Pass jackknife=True to also compute the block-within-window jackknife standard error of the per-window eigenvectors – useful as a signal-to-noise diagnostic for filtering noisy windows before downstream analysis. The standard error is computed in the same window pass as the base eigendecomposition, so this is much cheaper than calling local_pca_jackknife separately:

res = lostruct(hm, window_size=500, step_size=250,
               window_type='snp', k=2,
               jackknife=True, n_blocks=10)
res.jackknife_se   # (n_windows, k) per-PC standard error

If you want intermediate access – e.g. to swap in a different distance metric, or recompute MDS at a different n_components without redoing the per-window eigendecomposition – you can call the four constituent functions directly. lostruct() is a thin wrapper over them:

from pg_gpu import HaplotypeMatrix, windowed_analysis
from pg_gpu.decomposition import pc_dist, pcoa, corners

# `local_pca` statistic routes through the GPU-batched eigh pipeline
result = windowed_analysis(
    hm, window_size=500, step_size=250,
    statistics=['local_pca'], window_type='snp', k=2)

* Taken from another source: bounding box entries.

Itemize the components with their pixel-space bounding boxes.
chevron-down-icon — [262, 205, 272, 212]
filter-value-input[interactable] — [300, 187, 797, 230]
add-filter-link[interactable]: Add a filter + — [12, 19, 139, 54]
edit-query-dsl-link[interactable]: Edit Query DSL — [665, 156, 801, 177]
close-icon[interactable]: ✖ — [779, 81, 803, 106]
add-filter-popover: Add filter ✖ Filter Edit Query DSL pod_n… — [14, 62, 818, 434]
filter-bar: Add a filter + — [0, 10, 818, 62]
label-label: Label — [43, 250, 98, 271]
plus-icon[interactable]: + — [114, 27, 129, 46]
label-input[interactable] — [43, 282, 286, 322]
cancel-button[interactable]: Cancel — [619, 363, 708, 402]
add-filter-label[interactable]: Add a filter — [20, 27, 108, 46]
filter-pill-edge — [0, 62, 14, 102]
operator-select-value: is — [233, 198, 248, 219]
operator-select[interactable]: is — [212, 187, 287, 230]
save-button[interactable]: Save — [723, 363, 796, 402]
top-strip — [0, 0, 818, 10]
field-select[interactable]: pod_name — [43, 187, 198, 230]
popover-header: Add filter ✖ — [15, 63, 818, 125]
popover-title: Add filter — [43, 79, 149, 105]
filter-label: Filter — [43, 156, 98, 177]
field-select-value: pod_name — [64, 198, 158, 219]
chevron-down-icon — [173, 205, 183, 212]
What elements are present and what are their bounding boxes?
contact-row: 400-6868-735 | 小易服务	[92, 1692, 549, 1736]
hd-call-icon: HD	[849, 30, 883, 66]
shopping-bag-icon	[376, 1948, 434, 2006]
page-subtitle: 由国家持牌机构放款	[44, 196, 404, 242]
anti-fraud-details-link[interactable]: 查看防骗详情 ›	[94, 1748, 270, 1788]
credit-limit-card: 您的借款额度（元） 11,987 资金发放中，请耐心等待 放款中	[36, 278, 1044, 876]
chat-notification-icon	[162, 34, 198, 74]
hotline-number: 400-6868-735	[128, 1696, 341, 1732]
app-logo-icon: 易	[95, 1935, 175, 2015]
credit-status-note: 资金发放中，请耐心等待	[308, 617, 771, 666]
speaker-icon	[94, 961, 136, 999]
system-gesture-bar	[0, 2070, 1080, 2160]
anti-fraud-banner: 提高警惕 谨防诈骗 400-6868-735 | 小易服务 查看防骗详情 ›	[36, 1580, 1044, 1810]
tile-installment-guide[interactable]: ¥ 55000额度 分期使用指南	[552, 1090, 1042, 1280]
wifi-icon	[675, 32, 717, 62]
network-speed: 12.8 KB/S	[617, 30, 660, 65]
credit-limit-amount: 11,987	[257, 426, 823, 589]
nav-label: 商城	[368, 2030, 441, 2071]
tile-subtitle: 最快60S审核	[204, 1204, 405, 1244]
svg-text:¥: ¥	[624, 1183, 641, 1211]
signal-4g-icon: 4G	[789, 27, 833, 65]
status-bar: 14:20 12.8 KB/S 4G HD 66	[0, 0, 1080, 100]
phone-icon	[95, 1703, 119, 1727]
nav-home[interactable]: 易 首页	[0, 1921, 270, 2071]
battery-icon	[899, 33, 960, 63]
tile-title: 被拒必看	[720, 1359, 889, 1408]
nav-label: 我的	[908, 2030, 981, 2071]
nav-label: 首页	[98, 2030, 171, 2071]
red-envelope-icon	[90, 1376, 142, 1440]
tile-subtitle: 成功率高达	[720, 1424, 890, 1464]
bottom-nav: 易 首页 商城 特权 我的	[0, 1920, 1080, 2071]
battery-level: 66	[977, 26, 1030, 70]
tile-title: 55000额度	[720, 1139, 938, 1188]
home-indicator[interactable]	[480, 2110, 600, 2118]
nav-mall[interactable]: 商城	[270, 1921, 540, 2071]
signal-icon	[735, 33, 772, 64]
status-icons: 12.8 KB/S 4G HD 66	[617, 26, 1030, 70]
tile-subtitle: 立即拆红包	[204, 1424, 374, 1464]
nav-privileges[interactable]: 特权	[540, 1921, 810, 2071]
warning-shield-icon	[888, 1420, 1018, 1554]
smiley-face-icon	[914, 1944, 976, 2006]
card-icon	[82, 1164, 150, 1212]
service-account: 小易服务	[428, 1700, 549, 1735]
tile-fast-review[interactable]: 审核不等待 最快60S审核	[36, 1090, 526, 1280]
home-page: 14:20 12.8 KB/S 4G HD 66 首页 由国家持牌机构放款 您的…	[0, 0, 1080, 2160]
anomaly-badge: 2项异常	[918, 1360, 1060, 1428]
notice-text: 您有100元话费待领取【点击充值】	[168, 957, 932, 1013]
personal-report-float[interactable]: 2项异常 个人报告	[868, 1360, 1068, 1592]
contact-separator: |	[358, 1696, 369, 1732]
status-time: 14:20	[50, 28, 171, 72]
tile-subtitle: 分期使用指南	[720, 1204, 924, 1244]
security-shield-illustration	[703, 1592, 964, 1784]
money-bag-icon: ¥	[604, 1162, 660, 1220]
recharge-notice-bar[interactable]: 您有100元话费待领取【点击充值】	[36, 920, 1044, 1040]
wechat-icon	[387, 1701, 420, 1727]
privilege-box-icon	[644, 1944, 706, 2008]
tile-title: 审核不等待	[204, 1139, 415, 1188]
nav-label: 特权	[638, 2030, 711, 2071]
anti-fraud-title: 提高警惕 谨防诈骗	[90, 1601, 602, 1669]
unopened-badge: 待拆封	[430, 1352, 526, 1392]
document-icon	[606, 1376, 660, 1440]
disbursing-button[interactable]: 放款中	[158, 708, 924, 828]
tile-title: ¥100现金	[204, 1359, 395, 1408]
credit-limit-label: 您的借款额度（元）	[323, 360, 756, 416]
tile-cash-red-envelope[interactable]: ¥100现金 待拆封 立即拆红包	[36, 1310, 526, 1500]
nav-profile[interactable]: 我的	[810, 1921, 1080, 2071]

dist = pc_dist(result, npc=2, normalize='L1')
mds, _ = pcoa(dist, n_components=2)
extremes = corners(mds, prop=0.05, k=3)

# With jackknife standard error (shares per-window matrix prep with local_pca)
result = windowed_analysis(
    hm, window_size=500, step_size=250,
    statistics=['local_pca', 'local_pca_jackknife'],
    window_type='snp', k=2, n_blocks=10)
result.jackknife_se  # (n_windows, k) standard error array

Why it’s useful as a template

Local PCA is most useful for chromosomes-scale exploratory work – “are there any regions of this chromosome that look genuinely different from the rest?” – where you don’t have a specific candidate region in mind. A few directions to extend the template:

Windowing strategy. SNP-count windows (window_type='snp') give roughly equal-information windows; bp windows (window_type='bp') make it easier to interpret distances along the genome at the cost of variable per-window SNP counts. Both are routed through the same fused kernel.
Jackknife standard error. Add 'local_pca_jackknife' to the statistics list to get per-window standard error on the eigenvalues at almost no extra cost (the per-window matrix prep is shared). Useful for filtering noisy windows before downstream MDS.
Other distance metrics. pc_dist accepts normalize='L1' | 'L2' | None; sweeping the choice and watching the MDS embedding is a good way to check whether outliers are robust.